Nell'ultima settimana sono state davvero tante le proteste arrivate anche da Scerni, Villalfonsina e Casalbordino. Tutta colpa della rete idrica gruviera che si rompe in continuazione e disperde la metà della risorsa.
«Condivido il malumore per la criticità della situazione», dice Gianni Cordisco, segretario provinciale del Pd. «I problemi sono evidenti. Non posso però fare critiche alla Sasi che, anzi, sta cercando di migliorare la rete. Miglioramenti di cui sono testimone. Spero che molte risorse del Recovery abruzzese siano canalizzate sulle opere di approvvigionamento e distribuzione idrica. Da due anni, dopo il Masterplan e i finanziamenti arrivati dal governo, la Regione non si è mossa. Non ha fatto nulla, zero interventi e peggio ancora zero programmazione. Senza risorse economiche adeguate la Sasi non riuscirà mai a garantire le legittime esigenze dell'utenza».

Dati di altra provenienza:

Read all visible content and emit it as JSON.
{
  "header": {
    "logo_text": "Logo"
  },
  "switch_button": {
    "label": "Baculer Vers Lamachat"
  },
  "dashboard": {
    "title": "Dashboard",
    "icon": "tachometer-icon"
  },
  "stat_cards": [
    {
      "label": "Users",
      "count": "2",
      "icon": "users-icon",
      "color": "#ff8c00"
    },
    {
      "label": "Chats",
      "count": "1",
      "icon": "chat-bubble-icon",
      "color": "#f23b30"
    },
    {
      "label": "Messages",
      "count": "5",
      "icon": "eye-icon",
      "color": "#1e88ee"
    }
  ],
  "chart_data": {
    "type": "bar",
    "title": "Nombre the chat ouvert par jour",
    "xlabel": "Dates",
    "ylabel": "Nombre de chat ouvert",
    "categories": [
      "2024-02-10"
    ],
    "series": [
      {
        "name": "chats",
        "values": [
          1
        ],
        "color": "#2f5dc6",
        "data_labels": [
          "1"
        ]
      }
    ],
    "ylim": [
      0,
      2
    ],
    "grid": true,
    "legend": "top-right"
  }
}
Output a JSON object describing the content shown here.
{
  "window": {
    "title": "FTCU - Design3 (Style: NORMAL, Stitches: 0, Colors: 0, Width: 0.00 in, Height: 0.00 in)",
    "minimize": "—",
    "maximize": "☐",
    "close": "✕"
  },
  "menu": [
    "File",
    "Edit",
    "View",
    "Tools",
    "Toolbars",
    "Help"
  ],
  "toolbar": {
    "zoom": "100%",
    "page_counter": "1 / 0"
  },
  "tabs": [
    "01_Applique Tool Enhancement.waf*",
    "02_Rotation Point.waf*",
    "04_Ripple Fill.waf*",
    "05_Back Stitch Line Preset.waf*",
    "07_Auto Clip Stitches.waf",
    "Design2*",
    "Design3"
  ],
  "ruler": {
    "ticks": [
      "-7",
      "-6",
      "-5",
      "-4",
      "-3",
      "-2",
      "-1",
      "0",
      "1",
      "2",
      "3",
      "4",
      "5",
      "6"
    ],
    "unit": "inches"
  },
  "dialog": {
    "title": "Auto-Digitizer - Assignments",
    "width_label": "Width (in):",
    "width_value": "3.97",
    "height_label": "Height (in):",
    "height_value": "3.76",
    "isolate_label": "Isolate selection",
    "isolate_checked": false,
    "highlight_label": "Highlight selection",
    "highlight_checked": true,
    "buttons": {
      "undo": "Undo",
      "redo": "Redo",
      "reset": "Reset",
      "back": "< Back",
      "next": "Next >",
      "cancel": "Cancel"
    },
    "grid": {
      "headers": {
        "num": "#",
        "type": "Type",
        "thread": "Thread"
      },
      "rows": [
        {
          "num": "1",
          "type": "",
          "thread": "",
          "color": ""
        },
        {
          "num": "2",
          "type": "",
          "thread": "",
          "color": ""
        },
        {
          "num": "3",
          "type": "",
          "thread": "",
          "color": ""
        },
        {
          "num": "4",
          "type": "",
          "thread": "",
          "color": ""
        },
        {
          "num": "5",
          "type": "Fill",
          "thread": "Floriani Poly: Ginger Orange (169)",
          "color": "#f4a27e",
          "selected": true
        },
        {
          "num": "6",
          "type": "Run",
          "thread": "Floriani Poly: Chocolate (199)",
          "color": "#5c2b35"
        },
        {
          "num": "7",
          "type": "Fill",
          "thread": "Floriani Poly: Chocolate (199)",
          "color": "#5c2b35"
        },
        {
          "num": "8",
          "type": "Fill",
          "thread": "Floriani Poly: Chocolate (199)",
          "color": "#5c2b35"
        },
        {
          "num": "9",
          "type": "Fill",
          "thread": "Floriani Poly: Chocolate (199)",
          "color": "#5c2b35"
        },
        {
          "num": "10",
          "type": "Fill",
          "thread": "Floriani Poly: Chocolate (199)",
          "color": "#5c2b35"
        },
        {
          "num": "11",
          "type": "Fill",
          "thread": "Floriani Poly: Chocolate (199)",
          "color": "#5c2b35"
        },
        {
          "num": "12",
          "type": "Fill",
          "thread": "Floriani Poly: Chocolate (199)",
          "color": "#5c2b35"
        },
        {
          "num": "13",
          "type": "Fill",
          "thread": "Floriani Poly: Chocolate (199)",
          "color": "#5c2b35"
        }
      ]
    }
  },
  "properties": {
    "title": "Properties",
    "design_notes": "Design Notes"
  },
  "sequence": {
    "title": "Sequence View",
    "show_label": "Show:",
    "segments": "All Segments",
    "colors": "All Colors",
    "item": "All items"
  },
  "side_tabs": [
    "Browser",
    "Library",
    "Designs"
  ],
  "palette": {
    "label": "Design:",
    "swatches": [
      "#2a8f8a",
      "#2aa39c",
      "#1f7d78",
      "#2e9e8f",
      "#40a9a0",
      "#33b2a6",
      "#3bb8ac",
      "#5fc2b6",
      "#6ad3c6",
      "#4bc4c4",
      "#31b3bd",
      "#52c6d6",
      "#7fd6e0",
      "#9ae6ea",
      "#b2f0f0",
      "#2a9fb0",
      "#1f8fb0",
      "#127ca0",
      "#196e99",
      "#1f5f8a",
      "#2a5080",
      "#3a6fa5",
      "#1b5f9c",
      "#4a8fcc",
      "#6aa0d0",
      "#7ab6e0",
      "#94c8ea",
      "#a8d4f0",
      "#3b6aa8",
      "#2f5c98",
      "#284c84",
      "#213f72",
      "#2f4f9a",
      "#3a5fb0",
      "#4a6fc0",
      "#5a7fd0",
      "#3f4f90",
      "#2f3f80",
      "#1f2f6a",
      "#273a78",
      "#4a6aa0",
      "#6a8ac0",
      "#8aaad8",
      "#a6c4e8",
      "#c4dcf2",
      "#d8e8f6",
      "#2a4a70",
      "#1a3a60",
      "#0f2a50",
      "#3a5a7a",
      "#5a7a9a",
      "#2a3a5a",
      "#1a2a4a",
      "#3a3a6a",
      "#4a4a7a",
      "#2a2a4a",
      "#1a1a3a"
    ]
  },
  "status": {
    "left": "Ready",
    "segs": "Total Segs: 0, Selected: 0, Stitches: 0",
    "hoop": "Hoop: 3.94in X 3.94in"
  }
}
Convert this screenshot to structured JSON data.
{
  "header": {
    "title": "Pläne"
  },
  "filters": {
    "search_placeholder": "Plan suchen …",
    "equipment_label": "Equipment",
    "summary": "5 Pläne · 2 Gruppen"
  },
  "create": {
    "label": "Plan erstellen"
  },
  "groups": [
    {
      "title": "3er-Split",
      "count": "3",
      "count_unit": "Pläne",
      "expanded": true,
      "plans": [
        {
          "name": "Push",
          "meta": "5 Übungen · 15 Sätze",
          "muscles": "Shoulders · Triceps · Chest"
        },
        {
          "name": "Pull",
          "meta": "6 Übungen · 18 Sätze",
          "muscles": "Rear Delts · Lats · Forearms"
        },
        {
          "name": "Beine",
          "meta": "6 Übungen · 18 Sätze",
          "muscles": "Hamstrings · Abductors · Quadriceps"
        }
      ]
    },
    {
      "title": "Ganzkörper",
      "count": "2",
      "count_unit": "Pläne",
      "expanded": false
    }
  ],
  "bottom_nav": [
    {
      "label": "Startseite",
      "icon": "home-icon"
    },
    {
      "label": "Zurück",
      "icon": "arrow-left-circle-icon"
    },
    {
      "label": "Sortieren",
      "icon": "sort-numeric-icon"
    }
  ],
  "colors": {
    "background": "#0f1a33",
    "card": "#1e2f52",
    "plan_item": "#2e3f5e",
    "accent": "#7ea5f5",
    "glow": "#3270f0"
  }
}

Qualche mese fa, 28 sindaci scrissero una lettera al presidente della Repubblica, Sergio Mattarella e al premier Giuseppe Conte denunciando i gravi disagi creati dalle ripetute interruzioni della fornitura idrica. La situazione negli ultimi mesi è peggiorata.
La cosa più grave è che in questo periodo a causa della pandemia il bisogno di acqua è cresciuto. I cittadini dovrebbero lavarsi di più le mani, ma non sempre possono farlo. L'acqua, ormai, in condizioni normali viene erogata 11 ore al giorno su 24. In caso di rotture manca del tutto. Purtroppo il problema sembra irrisolvibile. Qualche sindaco pensa già di inviare una nuova lettera al nuovo premier Mario Draghi e alla Regione.
Da due anni è stato sollecitato un tavolo regionale per trovare fondi sufficienti a risanare completamente la rete. Il Vastese chiede di poter riavere l'acqua 24 ore al giorno. (p.c.)